それから数日後、フィオナはジョルヴィア公爵家を訪れた。


(さすが、立派なお屋敷ね……)


 実家の子爵家とも、夫と暮らした家とも違う、格式高く美しい建物。自然と背筋の伸びるような凛とした空気に、フィオナはゴクリと息を呑んだ。


「ようこそ、お待ちしておりました」


 使用人頭に連れられて、フィオナは早速屋敷の中に入る。それから、一通り邸内を見て回った後、早速公子の元へ案内された。


「こちらがアシェル様のご長男、ダニエル様です」

「まあ……!」


 ベビーベッドの中にいたのは、世にもかわいい赤ん坊だった。
 色素の薄い金の短髪に、宝石みたいにキラキラした大きくて丸い青の瞳。
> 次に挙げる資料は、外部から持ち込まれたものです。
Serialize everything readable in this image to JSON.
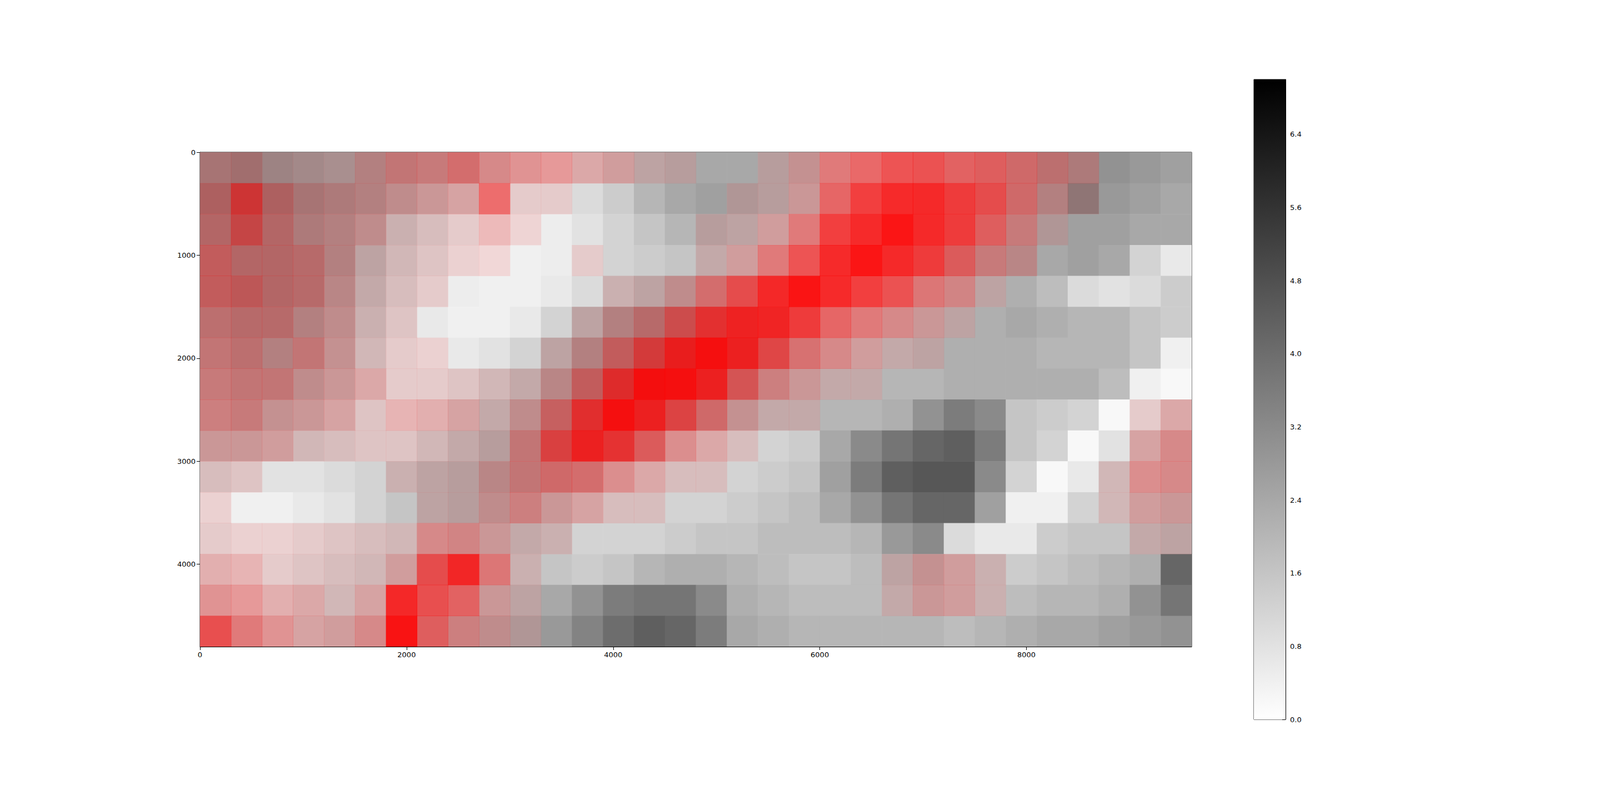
{
  "chart_data": {
    "type": "heatmap",
    "x": [
      150,
      450,
      750,
      1050,
      1350,
      1650,
      1950,
      2250,
      2550,
      2850,
      3150,
      3450,
      3750,
      4050,
      4350,
      4650,
      4950,
      5250,
      5550,
      5850,
      6150,
      6450,
      6750,
      7050,
      7350,
      7650,
      7950,
      8250,
      8550,
      8850,
      9150,
      9450
    ],
    "y": [
      150,
      450,
      750,
      1050,
      1350,
      1650,
      1950,
      2250,
      2550,
      2850,
      3150,
      3450,
      3750,
      4050,
      4350,
      4650
    ],
    "xlim": [
      0,
      9600
    ],
    "ylim": [
      0,
      4800
    ],
    "xticks": [
      0,
      2000,
      4000,
      6000,
      8000
    ],
    "yticks": [
      0,
      1000,
      2000,
      3000,
      4000
    ],
    "cells": [
      [
        3.0,
        3.2,
        3.0,
        2.8,
        2.6,
        2.6,
        2.4,
        2.2,
        2.0,
        1.6,
        1.2,
        1.0,
        1.2,
        1.6,
        2.0,
        2.2,
        2.4,
        2.4,
        2.2,
        2.0,
        1.4,
        1.2,
        1.2,
        1.4,
        1.6,
        1.8,
        2.2,
        2.6,
        2.8,
        3.0,
        2.8,
        2.6
      ],
      [
        3.2,
        3.4,
        3.2,
        3.0,
        2.8,
        2.6,
        2.2,
        1.8,
        1.4,
        1.0,
        0.8,
        0.8,
        1.0,
        1.4,
        2.0,
        2.4,
        2.6,
        2.4,
        2.2,
        1.8,
        1.4,
        1.2,
        1.2,
        1.4,
        1.6,
        1.8,
        2.2,
        2.6,
        3.4,
        2.8,
        2.6,
        2.4
      ],
      [
        3.0,
        3.2,
        3.0,
        2.8,
        2.6,
        2.2,
        1.6,
        1.2,
        0.8,
        0.6,
        0.5,
        0.5,
        0.8,
        1.2,
        1.6,
        2.0,
        2.2,
        2.0,
        1.6,
        1.4,
        1.2,
        1.2,
        1.2,
        1.4,
        1.6,
        1.8,
        2.2,
        2.4,
        2.6,
        2.6,
        2.4,
        2.4
      ],
      [
        2.8,
        3.0,
        3.0,
        2.8,
        2.6,
        2.0,
        1.4,
        1.0,
        0.6,
        0.4,
        0.4,
        0.5,
        0.8,
        1.2,
        1.4,
        1.6,
        1.8,
        1.6,
        1.4,
        1.2,
        1.2,
        1.2,
        1.4,
        1.6,
        2.0,
        2.2,
        2.4,
        2.4,
        2.6,
        2.4,
        1.2,
        0.6
      ],
      [
        2.8,
        3.0,
        3.0,
        2.8,
        2.4,
        1.8,
        1.2,
        0.8,
        0.5,
        0.4,
        0.4,
        0.6,
        1.0,
        1.6,
        2.0,
        2.2,
        2.0,
        1.8,
        1.6,
        1.4,
        1.2,
        1.2,
        1.4,
        1.6,
        1.8,
        2.0,
        2.2,
        1.8,
        1.0,
        0.8,
        1.0,
        1.4
      ],
      [
        2.6,
        2.8,
        2.8,
        2.6,
        2.2,
        1.6,
        1.0,
        0.6,
        0.4,
        0.4,
        0.6,
        1.2,
        2.0,
        2.6,
        2.8,
        2.8,
        2.6,
        2.4,
        2.0,
        1.6,
        1.4,
        1.4,
        1.6,
        1.8,
        2.0,
        2.2,
        2.4,
        2.2,
        2.0,
        2.0,
        1.6,
        1.4
      ],
      [
        2.4,
        2.6,
        2.6,
        2.4,
        2.0,
        1.4,
        0.8,
        0.6,
        0.6,
        0.8,
        1.2,
        2.0,
        2.6,
        2.8,
        3.0,
        3.0,
        2.8,
        2.6,
        2.2,
        1.8,
        1.6,
        1.6,
        1.8,
        2.0,
        2.2,
        2.2,
        2.2,
        2.0,
        2.0,
        2.0,
        1.6,
        0.4
      ],
      [
        2.2,
        2.4,
        2.4,
        2.2,
        1.8,
        1.2,
        0.8,
        0.8,
        1.0,
        1.4,
        1.8,
        2.4,
        2.8,
        3.0,
        3.0,
        2.8,
        2.6,
        2.4,
        2.0,
        1.8,
        1.8,
        1.8,
        2.0,
        2.0,
        2.2,
        2.2,
        2.2,
        2.2,
        2.2,
        1.8,
        0.4,
        0.2
      ],
      [
        2.0,
        2.2,
        2.0,
        1.8,
        1.4,
        1.0,
        0.8,
        1.0,
        1.4,
        1.8,
        2.2,
        2.6,
        2.8,
        2.8,
        2.6,
        2.4,
        2.2,
        2.0,
        1.8,
        1.8,
        2.0,
        2.0,
        2.2,
        3.0,
        3.6,
        3.2,
        1.6,
        1.4,
        1.2,
        0.2,
        0.8,
        1.2
      ],
      [
        1.8,
        1.8,
        1.6,
        1.4,
        1.2,
        1.0,
        1.0,
        1.4,
        1.8,
        2.2,
        2.4,
        2.6,
        2.6,
        2.4,
        2.0,
        1.4,
        1.2,
        1.2,
        1.2,
        1.4,
        2.4,
        3.2,
        3.8,
        4.2,
        4.4,
        3.6,
        1.6,
        1.2,
        0.2,
        0.8,
        1.4,
        1.6
      ],
      [
        1.2,
        1.0,
        0.8,
        0.8,
        1.0,
        1.2,
        1.6,
        2.0,
        2.2,
        2.4,
        2.4,
        2.2,
        2.0,
        1.4,
        1.2,
        1.2,
        1.2,
        1.2,
        1.4,
        1.6,
        2.6,
        3.6,
        4.4,
        4.6,
        4.6,
        3.2,
        1.2,
        0.2,
        0.6,
        1.4,
        1.4,
        1.6
      ],
      [
        0.6,
        0.4,
        0.4,
        0.6,
        0.8,
        1.2,
        1.6,
        2.0,
        2.2,
        2.2,
        2.0,
        1.8,
        1.4,
        1.2,
        1.2,
        1.2,
        1.2,
        1.4,
        1.6,
        1.8,
        2.4,
        3.0,
        3.8,
        4.2,
        4.2,
        2.6,
        0.4,
        0.4,
        1.2,
        1.4,
        1.6,
        1.8
      ],
      [
        0.8,
        0.6,
        0.6,
        0.8,
        1.0,
        1.2,
        1.4,
        1.6,
        1.8,
        1.8,
        1.8,
        1.6,
        1.2,
        1.2,
        1.2,
        1.4,
        1.6,
        1.6,
        1.8,
        1.8,
        1.8,
        2.0,
        2.8,
        3.2,
        1.0,
        0.6,
        0.6,
        1.4,
        1.6,
        1.6,
        1.8,
        2.0
      ],
      [
        1.0,
        0.8,
        0.8,
        1.0,
        1.2,
        1.4,
        1.6,
        1.8,
        1.8,
        1.6,
        1.6,
        1.6,
        1.4,
        1.6,
        2.0,
        2.2,
        2.2,
        2.0,
        1.8,
        1.6,
        1.6,
        1.8,
        2.0,
        2.0,
        1.6,
        1.6,
        1.4,
        1.6,
        1.8,
        2.0,
        2.2,
        4.2
      ],
      [
        1.2,
        1.0,
        1.0,
        1.2,
        1.4,
        1.4,
        1.6,
        1.6,
        1.6,
        1.8,
        2.0,
        2.4,
        3.0,
        3.6,
        3.8,
        3.8,
        3.2,
        2.2,
        2.0,
        1.8,
        1.8,
        1.8,
        1.8,
        1.8,
        1.6,
        1.6,
        1.8,
        2.0,
        2.0,
        2.2,
        3.0,
        3.8
      ],
      [
        1.6,
        1.4,
        1.2,
        1.4,
        1.6,
        1.6,
        1.8,
        1.8,
        2.0,
        2.2,
        2.4,
        2.8,
        3.4,
        4.0,
        4.4,
        4.2,
        3.6,
        2.4,
        2.2,
        2.0,
        2.0,
        2.0,
        2.0,
        2.0,
        1.8,
        2.0,
        2.2,
        2.4,
        2.4,
        2.6,
        2.8,
        3.0
      ]
    ],
    "overlay": {
      "color": "#ff0000",
      "values": [
        [
          0.2,
          0.2,
          0.1,
          0.1,
          0.1,
          0.2,
          0.3,
          0.3,
          0.4,
          0.3,
          0.3,
          0.3,
          0.2,
          0.2,
          0.1,
          0.1,
          0,
          0,
          0.1,
          0.2,
          0.4,
          0.5,
          0.6,
          0.6,
          0.5,
          0.5,
          0.4,
          0.3,
          0.2,
          0,
          0,
          0
        ],
        [
          0.3,
          0.6,
          0.3,
          0.2,
          0.2,
          0.2,
          0.2,
          0.2,
          0.2,
          0.5,
          0.1,
          0.1,
          0,
          0,
          0,
          0,
          0,
          0.1,
          0.1,
          0.2,
          0.5,
          0.7,
          0.8,
          0.8,
          0.7,
          0.6,
          0.4,
          0.2,
          0.1,
          0,
          0,
          0
        ],
        [
          0.3,
          0.5,
          0.3,
          0.2,
          0.2,
          0.2,
          0.1,
          0.1,
          0.1,
          0.2,
          0.1,
          0,
          0,
          0,
          0,
          0,
          0.1,
          0.1,
          0.2,
          0.4,
          0.7,
          0.8,
          0.9,
          0.8,
          0.7,
          0.5,
          0.3,
          0.1,
          0,
          0,
          0,
          0
        ],
        [
          0.4,
          0.3,
          0.3,
          0.3,
          0.2,
          0.1,
          0.1,
          0.1,
          0.1,
          0.1,
          0,
          0,
          0.1,
          0,
          0,
          0,
          0.1,
          0.2,
          0.4,
          0.6,
          0.8,
          0.9,
          0.8,
          0.7,
          0.5,
          0.3,
          0.2,
          0,
          0,
          0,
          0,
          0
        ],
        [
          0.4,
          0.4,
          0.3,
          0.3,
          0.2,
          0.1,
          0.1,
          0.1,
          0,
          0,
          0,
          0,
          0,
          0.1,
          0.1,
          0.2,
          0.4,
          0.6,
          0.8,
          0.9,
          0.8,
          0.7,
          0.6,
          0.4,
          0.3,
          0.1,
          0,
          0,
          0,
          0,
          0,
          0
        ],
        [
          0.3,
          0.3,
          0.3,
          0.2,
          0.2,
          0.1,
          0.1,
          0,
          0,
          0,
          0,
          0,
          0.1,
          0.2,
          0.3,
          0.5,
          0.7,
          0.8,
          0.8,
          0.7,
          0.5,
          0.4,
          0.3,
          0.2,
          0.1,
          0,
          0,
          0,
          0,
          0,
          0,
          0
        ],
        [
          0.3,
          0.3,
          0.2,
          0.3,
          0.2,
          0.1,
          0.1,
          0.1,
          0,
          0,
          0,
          0.1,
          0.2,
          0.4,
          0.6,
          0.8,
          0.9,
          0.8,
          0.6,
          0.4,
          0.3,
          0.2,
          0.1,
          0.1,
          0,
          0,
          0,
          0,
          0,
          0,
          0,
          0
        ],
        [
          0.3,
          0.3,
          0.3,
          0.2,
          0.2,
          0.2,
          0.1,
          0.1,
          0.1,
          0.1,
          0.1,
          0.2,
          0.4,
          0.7,
          0.9,
          0.9,
          0.8,
          0.5,
          0.3,
          0.2,
          0.1,
          0.1,
          0,
          0,
          0,
          0,
          0,
          0,
          0,
          0,
          0,
          0
        ],
        [
          0.3,
          0.3,
          0.2,
          0.2,
          0.2,
          0.1,
          0.2,
          0.2,
          0.2,
          0.1,
          0.2,
          0.4,
          0.7,
          0.9,
          0.8,
          0.6,
          0.4,
          0.2,
          0.1,
          0.1,
          0,
          0,
          0,
          0,
          0,
          0,
          0,
          0,
          0,
          0,
          0.1,
          0.2
        ],
        [
          0.2,
          0.2,
          0.2,
          0.1,
          0.1,
          0.1,
          0.1,
          0.1,
          0.1,
          0.1,
          0.3,
          0.6,
          0.8,
          0.7,
          0.5,
          0.3,
          0.2,
          0.1,
          0,
          0,
          0,
          0,
          0,
          0,
          0,
          0,
          0,
          0,
          0,
          0,
          0.2,
          0.3
        ],
        [
          0.1,
          0.1,
          0,
          0,
          0,
          0,
          0.1,
          0.1,
          0.1,
          0.2,
          0.3,
          0.4,
          0.4,
          0.3,
          0.2,
          0.1,
          0.1,
          0,
          0,
          0,
          0,
          0,
          0,
          0,
          0,
          0,
          0,
          0,
          0,
          0.1,
          0.3,
          0.3
        ],
        [
          0.1,
          0,
          0,
          0,
          0,
          0,
          0,
          0.1,
          0.1,
          0.2,
          0.3,
          0.2,
          0.2,
          0.1,
          0.1,
          0,
          0,
          0,
          0,
          0,
          0,
          0,
          0,
          0,
          0,
          0,
          0,
          0,
          0,
          0.1,
          0.2,
          0.2
        ],
        [
          0.1,
          0.1,
          0.1,
          0.1,
          0.1,
          0.1,
          0.1,
          0.3,
          0.3,
          0.2,
          0.1,
          0.1,
          0,
          0,
          0,
          0,
          0,
          0,
          0,
          0,
          0,
          0,
          0,
          0,
          0,
          0,
          0,
          0,
          0,
          0,
          0.1,
          0.1
        ],
        [
          0.2,
          0.2,
          0.1,
          0.1,
          0.1,
          0.1,
          0.2,
          0.6,
          0.8,
          0.4,
          0.1,
          0,
          0,
          0,
          0,
          0,
          0,
          0,
          0,
          0,
          0,
          0,
          0.1,
          0.2,
          0.2,
          0.1,
          0,
          0,
          0,
          0,
          0,
          0
        ],
        [
          0.3,
          0.3,
          0.2,
          0.2,
          0.1,
          0.2,
          0.8,
          0.6,
          0.5,
          0.2,
          0.1,
          0,
          0,
          0,
          0,
          0,
          0,
          0,
          0,
          0,
          0,
          0,
          0.1,
          0.2,
          0.2,
          0.1,
          0,
          0,
          0,
          0,
          0,
          0
        ],
        [
          0.6,
          0.4,
          0.3,
          0.2,
          0.2,
          0.3,
          0.9,
          0.5,
          0.3,
          0.2,
          0.1,
          0,
          0,
          0,
          0,
          0,
          0,
          0,
          0,
          0,
          0,
          0,
          0,
          0,
          0,
          0,
          0,
          0,
          0,
          0,
          0,
          0
        ]
      ]
    },
    "colorbar": {
      "range": [
        0,
        7.0
      ],
      "ticks": [
        {
          "value": 0,
          "label": "0.0"
        },
        0.8,
        1.6,
        2.4,
        3.2,
        {
          "value": 4,
          "label": "4.0"
        },
        4.8,
        5.6,
        6.4
      ]
    }
  }
}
真っ白な肌に薔薇色の頬。ダニエルはふっくらと肉づいた腕や足をバタつかせながら、こちらをじっと見つめている。天使もかくや、という愛らしさだ。


「なんてかわいいの……!」


 苦しくてたまらなかった胸が、じわりと温かくなる。思わず身を乗り出したフィオナの頬に、ダニエルがふにふにと手を伸ばした。